Sidney Larsen

Choosing Happiness

Captivated by the small community and beautiful campus, Sidney Larsen ’17 was drawn to Luther on her first tour. But majoring in French was not her original plan. After challenges in chemistry, Sidney realized she could major in any subject, take science classes on the side, and still get into dental school.

“My friend asked me what major would make me happy and I said ‘French,'” Sidney says. “Right after that I went back to my room and made the change official.”

Blending Interests Overseas

Being able to travel and communicate in French-speaking countries was a highlight since Sidney’s immersion in the language. Between her junior and senior years, Sidney interned as an assistant at a dental office in Togo, West Africa. There, she lived with a Togolese family and practiced her French and dentistry skills. Sidney was completely immersed in dentistry, including performing small procedures by herself and even pulling out a couple of teeth!

“I got to experience the culture of Togo through time spent with my host family and the friends I made,” Sidney says. “My French improved by leaps and bounds over the course of my internship. Since the Togolese generally don’t speak any English beyond ‘Hi, how are you?’ it was necessary for me to speak French almost all the time. Because of this, I was able to comprehend and speak at an advanced level by the time my internship was complete.”

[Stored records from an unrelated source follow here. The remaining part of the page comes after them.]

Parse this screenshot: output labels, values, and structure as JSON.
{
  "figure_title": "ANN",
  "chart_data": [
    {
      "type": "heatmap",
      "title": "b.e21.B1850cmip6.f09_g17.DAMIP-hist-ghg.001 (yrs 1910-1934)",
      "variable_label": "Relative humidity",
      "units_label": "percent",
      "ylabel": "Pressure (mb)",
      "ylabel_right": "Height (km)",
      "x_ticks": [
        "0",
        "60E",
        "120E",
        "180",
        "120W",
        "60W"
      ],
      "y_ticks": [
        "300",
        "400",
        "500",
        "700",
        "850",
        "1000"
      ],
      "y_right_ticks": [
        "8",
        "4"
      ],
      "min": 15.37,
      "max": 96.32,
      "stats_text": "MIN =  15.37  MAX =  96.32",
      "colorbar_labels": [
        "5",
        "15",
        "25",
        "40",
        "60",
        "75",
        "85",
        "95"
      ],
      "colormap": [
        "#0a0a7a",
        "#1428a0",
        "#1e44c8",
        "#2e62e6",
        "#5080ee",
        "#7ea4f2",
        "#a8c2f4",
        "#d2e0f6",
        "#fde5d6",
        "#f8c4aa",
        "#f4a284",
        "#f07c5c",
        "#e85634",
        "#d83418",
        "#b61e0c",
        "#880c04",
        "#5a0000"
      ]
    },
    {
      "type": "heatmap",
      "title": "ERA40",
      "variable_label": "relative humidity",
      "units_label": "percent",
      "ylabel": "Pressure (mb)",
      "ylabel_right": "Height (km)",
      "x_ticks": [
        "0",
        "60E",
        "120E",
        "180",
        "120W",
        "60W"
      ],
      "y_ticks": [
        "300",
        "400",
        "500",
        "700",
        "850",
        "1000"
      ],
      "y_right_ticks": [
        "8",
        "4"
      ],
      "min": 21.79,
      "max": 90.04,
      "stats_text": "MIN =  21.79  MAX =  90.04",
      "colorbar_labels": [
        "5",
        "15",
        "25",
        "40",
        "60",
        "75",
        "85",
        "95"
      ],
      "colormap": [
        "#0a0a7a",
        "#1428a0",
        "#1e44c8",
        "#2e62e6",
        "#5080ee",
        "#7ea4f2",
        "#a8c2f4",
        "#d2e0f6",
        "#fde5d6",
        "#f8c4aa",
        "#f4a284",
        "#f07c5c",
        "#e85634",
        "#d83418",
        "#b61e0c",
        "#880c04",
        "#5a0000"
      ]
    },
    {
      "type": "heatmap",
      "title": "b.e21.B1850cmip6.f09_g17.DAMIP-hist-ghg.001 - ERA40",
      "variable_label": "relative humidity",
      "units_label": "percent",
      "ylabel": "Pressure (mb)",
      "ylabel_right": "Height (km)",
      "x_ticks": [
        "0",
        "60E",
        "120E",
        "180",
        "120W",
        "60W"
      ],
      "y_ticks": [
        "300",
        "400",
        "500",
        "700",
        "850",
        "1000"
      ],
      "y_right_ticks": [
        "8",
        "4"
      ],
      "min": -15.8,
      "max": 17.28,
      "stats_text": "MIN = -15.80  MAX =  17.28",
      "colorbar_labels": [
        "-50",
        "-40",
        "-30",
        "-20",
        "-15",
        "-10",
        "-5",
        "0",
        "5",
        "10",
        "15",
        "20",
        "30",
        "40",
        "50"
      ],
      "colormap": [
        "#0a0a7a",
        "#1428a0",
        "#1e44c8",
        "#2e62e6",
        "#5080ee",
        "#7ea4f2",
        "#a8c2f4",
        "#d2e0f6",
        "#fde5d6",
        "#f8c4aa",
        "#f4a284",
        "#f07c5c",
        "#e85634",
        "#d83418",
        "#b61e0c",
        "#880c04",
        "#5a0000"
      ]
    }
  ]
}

If you want to open yourself up to a future full of possibilities and learn a lot while doing it, I suggest becoming a French major.

Sidney Larsen '17
A Career Full of Opportunities

Developing her French skills within an academic framework heightened Sidney’s ability to work in her current setting. After graduation, through the Teaching Assistant Program in France (TAPIF), Sidney started to work as a language assistant with Lycée Robert de Mortain as well as at the college with the same name in Mortain, France. Back in Decorah, Sidney aided high school and middle school students to improve their English and strengthen their conversation skills.

In addition to overcoming any challenges at work, Sidney also participated in Reacting to the Past (RTTP) games and involvement with Model UN. “I typically hate public speaking, but with RTTP we delivered speeches in French in front of our whole class. This helped me become much more comfortable speaking to crowds and has made the transition into teaching much easier,” Sidney says. The RTTP games brought excitement to the classroom and also taught Sidney how to think on her feet and use French in real time to win debates and tell stories.

“Academics have taught me to never be satisfied and to figure out what I can do to make something better,” Sidney says.

From there on, Sidney has employed her international background and skillsets from the French major to experience various roles. From interning in international peace and human rights, to doing research and working in international law, Sidney has found her way into a senior staffer position at the American University International Law Review.